I also had time to just hang out with the children. We took long walks together, they showed me their homework, and loved combing my hair and marveling over my freckles! The older children had a fairly good handle on English and talked to me about their hopes and dreams. I played peek-a-boo with the toddlers giving them big hugs and spent hours holding and feeding the babies.
It was during these precious times with the children that the Lord impressed on my heart His incredible love for each child. Yes, I need to do my part as well as I can, but this ministry is in His hands and we will move ahead under the anointing of the Father of the fatherless.

Wednesday, December 10, 2008

A Time To Listen - A Time To Pray


By Mark Wolbert

My wife Liane and I led a missions team to Ethiopia this past July bringing encouragement to orphans and widows, teaching children in a VBS setting, giving medical check-ups to street children, and building relationships with YWAM leadership in Ethiopia. A busy time! My trip this past October was much more relaxed and I was able to devote longer periods of time to listen to the children’s testimonies and to minister to the spiritual needs of the YWAM Children’s Director as well. This was a great privilege.

I stayed in a small wooden building in the YWAM Children’s Home compound. My makeshift room soon became known as a prayer chapel. The young people came one by one eager to tell the amazing stories of their life experiences. Through tears, they recollected their parents’ death from complications due to AIDS and the terror of being turned out onto the streets by relatives, some as young as 5 or 6 years of age. They laid bare their souls as they told about begging for food to stave off starvation. Some of the children had formed pseudo-family groups for protection and then watched as these “family members” over-dosed on street drugs or were killed in gang violence.

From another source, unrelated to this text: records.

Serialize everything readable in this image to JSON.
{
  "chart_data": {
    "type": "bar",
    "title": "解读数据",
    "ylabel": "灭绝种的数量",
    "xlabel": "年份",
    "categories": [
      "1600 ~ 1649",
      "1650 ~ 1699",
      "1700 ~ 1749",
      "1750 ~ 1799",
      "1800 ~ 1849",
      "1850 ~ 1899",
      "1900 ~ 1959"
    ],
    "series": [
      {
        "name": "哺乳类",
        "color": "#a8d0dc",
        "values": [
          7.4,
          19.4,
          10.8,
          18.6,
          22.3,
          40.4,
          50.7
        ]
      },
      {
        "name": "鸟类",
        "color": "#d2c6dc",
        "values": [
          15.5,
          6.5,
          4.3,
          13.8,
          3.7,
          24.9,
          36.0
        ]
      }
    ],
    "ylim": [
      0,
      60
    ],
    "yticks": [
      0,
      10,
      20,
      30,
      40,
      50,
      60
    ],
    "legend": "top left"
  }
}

When the leader of YWAM’s Children’s Home showed up with bread and tea to give to the hungry children on the streets, it was hard for these throwaway children to believe Abdissa was genuine and had pure motives. Abdissa did not push children to come in from the streets right away; he spent time getting to know them. He fed them, befriended them and introduced them to Jesus. He reached out as a father to these fatherless children and they slowly began to trust Abdissa. Because of this young man’s consistent love, one by one, 25 children moved into the sanctuary of the Children’s Home where security, regular food, education and reassuring boundaries awaited them. I was able to pray with each young person who came to me and I especially loved the end of their stories when they told about finding the saving grace of Jesus and how He healed them and brought them into a good place.

For several nights I sat and listened to the pain of these young people. I listened to their hopes and fears of the future. My heart began to break like a father for every one of them. I had no solutions to offer. I could only reflect the Father’s love to these children as I prayed for each one, broken but now on the path to wholeness.